By definition, a structure will fracture when it is subjected to a load which exceeds its strength. When bone is weakened by disease and the amount of force required to break it is reduced, the fracture is said to be a “pathological fracture.” In other words, a pathological fracture is one that results from a load that would not cause injury if the bone were of normal strength. The two most common causes of pathological fracture are tumors and metabolic bone diseases such as osteoporosis. In patients with cancer, a pathological fracture can occur because the bone is replaced by tumor. A tumor can also weaken the remaining bone due to the actions of hormones released by or in response to the tumor. Last, treatment of the tumor can also weaken the bone (e.g., drug therapies such as steroids).

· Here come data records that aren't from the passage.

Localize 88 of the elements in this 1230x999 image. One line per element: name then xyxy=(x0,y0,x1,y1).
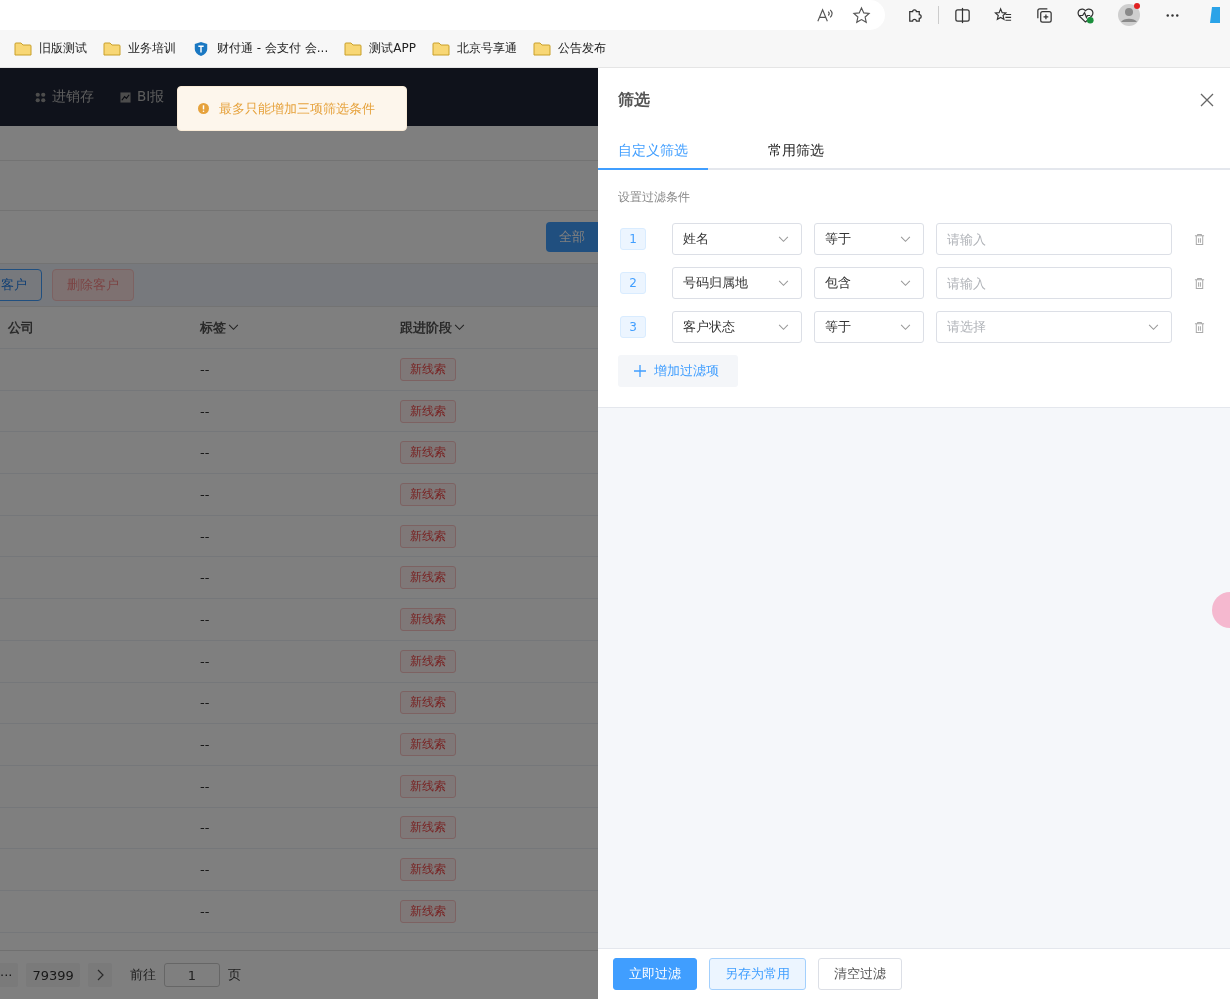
chevron-down-icon xyxy=(778,279,789,287)
field-select[interactable]: 客户状态 xyxy=(672,311,802,343)
stage-tag: 新线索 xyxy=(400,524,456,548)
bookmark[interactable]: 旧版测试 xyxy=(14,40,87,57)
field-select[interactable]: 姓名 xyxy=(672,223,802,255)
drawer-title: 筛选 xyxy=(618,89,650,111)
health-icon[interactable] xyxy=(1076,5,1095,25)
bookmark[interactable]: 财付通 - 会支付 会... xyxy=(192,40,329,57)
chevron-down-icon xyxy=(778,323,789,331)
stage-tag: 新线索 xyxy=(400,733,456,757)
trash-icon[interactable] xyxy=(1194,232,1205,246)
collections-icon[interactable] xyxy=(1035,5,1054,25)
caret-icon[interactable] xyxy=(454,324,465,331)
plus-icon xyxy=(634,365,646,377)
bookmark[interactable]: 业务培训 xyxy=(103,40,176,57)
stage-tag: 新线索 xyxy=(400,482,456,506)
split-screen-icon[interactable] xyxy=(953,5,972,25)
stage-tag: 新线索 xyxy=(400,899,456,923)
chevron-down-icon xyxy=(778,235,789,243)
tab[interactable]: 常用筛选 xyxy=(708,132,824,170)
table-cell: -- xyxy=(200,778,210,794)
table-cell: -- xyxy=(200,653,210,669)
column-header: 标签 xyxy=(200,318,226,337)
goto-label: 前往 xyxy=(129,966,156,984)
table-cell: -- xyxy=(200,611,210,627)
stage-tag: 新线索 xyxy=(400,607,456,631)
value-input[interactable]: 请输入 xyxy=(936,223,1172,255)
chevron-right-icon xyxy=(95,969,104,981)
stage-tag: 新线索 xyxy=(400,357,456,381)
table-cell: -- xyxy=(200,361,210,377)
stage-tag: 新线索 xyxy=(400,649,456,673)
table-cell: -- xyxy=(200,445,210,461)
table-cell: -- xyxy=(200,486,210,502)
stage-tag: 新线索 xyxy=(400,816,456,840)
table-cell: -- xyxy=(200,695,210,711)
folder-icon xyxy=(103,40,121,57)
star-icon[interactable] xyxy=(852,5,871,25)
grid-icon xyxy=(35,91,46,103)
chevron-down-icon xyxy=(1148,323,1159,331)
bookmark[interactable]: 公告发布 xyxy=(532,40,606,57)
operator-select[interactable]: 等于 xyxy=(814,311,924,343)
value-input[interactable]: 请输入 xyxy=(936,267,1172,299)
folder-icon xyxy=(14,40,32,57)
stage-tag: 新线索 xyxy=(400,774,456,798)
table-cell: -- xyxy=(200,403,210,419)
table-cell: -- xyxy=(200,570,210,586)
trash-icon[interactable] xyxy=(1194,320,1205,334)
bookmark[interactable]: 测试APP xyxy=(344,40,416,57)
table-cell: -- xyxy=(200,737,210,753)
caret-icon[interactable] xyxy=(228,324,239,331)
profile-avatar-icon[interactable] xyxy=(1117,3,1141,27)
table-cell: -- xyxy=(200,528,210,544)
chart-icon xyxy=(120,91,131,103)
chevron-down-icon xyxy=(900,323,911,331)
page-suffix: 页 xyxy=(227,966,241,984)
table-cell: -- xyxy=(200,820,210,836)
trash-icon[interactable] xyxy=(1194,276,1205,290)
chevron-down-icon xyxy=(900,235,911,243)
section-label: 设置过滤条件 xyxy=(618,190,691,205)
row-number: 1 xyxy=(620,228,646,250)
stage-tag: 新线索 xyxy=(400,858,456,882)
row-number: 2 xyxy=(620,272,646,294)
toast-message: 最多只能增加三项筛选条件 xyxy=(219,99,375,118)
folder-icon xyxy=(532,40,551,57)
table-cell: -- xyxy=(200,862,210,878)
operator-select[interactable]: 等于 xyxy=(814,223,924,255)
operator-select[interactable]: 包含 xyxy=(814,267,924,299)
row-number: 3 xyxy=(620,316,646,338)
folder-icon xyxy=(431,40,450,57)
column-header: 公司 xyxy=(8,318,34,337)
warning-icon xyxy=(198,103,209,114)
table-cell: -- xyxy=(200,903,210,919)
page-input[interactable]: 1 xyxy=(163,963,220,987)
stage-tag: 新线索 xyxy=(400,566,456,590)
folder-icon xyxy=(344,40,363,57)
page-button[interactable]: 79399 xyxy=(26,963,80,987)
stage-tag: 新线索 xyxy=(400,691,456,715)
column-header: 跟进阶段 xyxy=(400,318,452,337)
bookmark[interactable]: 北京号享通 xyxy=(431,40,517,57)
copilot-icon[interactable] xyxy=(1208,5,1220,25)
shield-icon xyxy=(192,40,210,57)
close-icon[interactable] xyxy=(1200,93,1214,107)
stage-tag: 新线索 xyxy=(400,399,456,423)
chevron-down-icon xyxy=(900,279,911,287)
more-pages-button[interactable]: ··· xyxy=(0,963,19,987)
field-select[interactable]: 号码归属地 xyxy=(672,267,802,299)
stage-tag: 新线索 xyxy=(400,441,456,465)
footer-button[interactable]: 清空过滤 xyxy=(818,958,902,990)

Mirel’s score was published in 1989 based on retrospective observations of patients with known lesions that did not undergo prophylactic fixation. Patients were noted to either progress to fracture or not. The score was seen to have high sensitivity (91%) but low specificity (35%). In other words, a low score can be used as a screening tool to identify patients at low risk for fracture, but a high score will capture both high and low risk patients. Indeed, if the score were used alone, up to two-thirds of patients could receive unnecessary prophylactic surgery. Furthermore, although the site of the lesion is included in the score, further work elucidated that the site is in fact not an independent predictor of fracture. Another major limitation is that the score can only be used for long bone metastases and not very commonly found spinal lesions. It is likely that as imaging modalities improve and machine learning techniques are applied to large series of patients, future protocols will be both more sensitive and more specific than the Mirel score.